Without strong enforcement, the legal requirement to offer charity care can function more like a suggestion at some facilities. Hospitals must, under federal billing rules, make reasonable efforts to determine whether a patient qualifies for financial assistance before resorting to extraordinary collection actions such as lawsuits, wage garnishments, or liens on property. But “reasonable efforts” are not always clearly defined in practice. Some hospitals may send a financial assistance application with the first bill and consider their duty satisfied, even if the form is dense, confusing, or never translated into the patient’s primary language.

The GAO report underscores how this enforcement gap can undermine state-level protections as well.
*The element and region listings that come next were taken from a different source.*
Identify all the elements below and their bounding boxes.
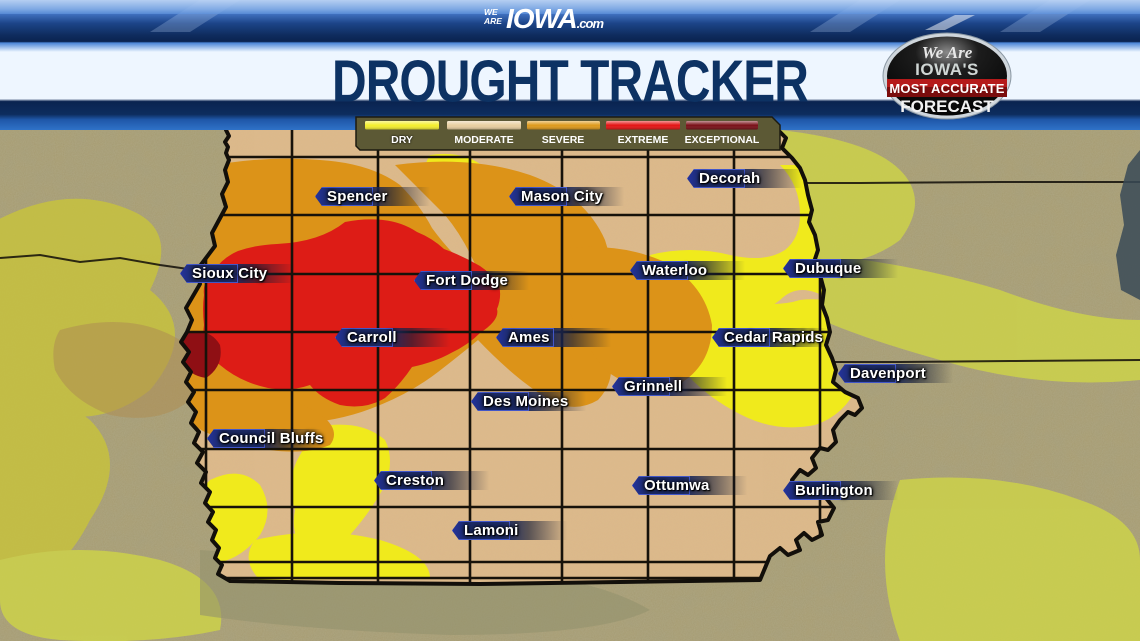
svg-text:EXTREME: EXTREME <box>618 134 669 146</box>
svg-text:EXCEPTIONAL: EXCEPTIONAL <box>685 134 760 146</box>
svg-text:DRY: DRY <box>391 134 413 146</box>
svg-text:SEVERE: SEVERE <box>542 134 585 146</box>
svg-text:MODERATE: MODERATE <box>454 134 513 146</box>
When a hospital in New Jersey or Illinois fails to screen patients properly or does not proactively inform them about available discounts, families who meet the income thresholds may never see their bills reduced. They may enter payment plans, drain savings, or face collections for debts that should have been forgiven.

Closing that gap would require better data and clearer expectations. Advocates argue that the IRS could, for example, require hospitals to report standardized metrics on the number of patients screened for financial assistance, the share of eligible patients who receive it, and the volume of accounts sent to collections. Paired with state laws that set transparent income thresholds, such measures could turn charity care from a paper promise into a predictable protection.

For now, patients bear much of the burden. Knowing that nonprofit hospitals must maintain financial assistance policies, that some states guarantee full relief at specific income levels, and that federal rules limit aggressive collections can give patients leverage when they question a bill. But until oversight catches up with the law’s intent, access to those protections will continue to depend heavily on where a person lives and how hard they are able to push back.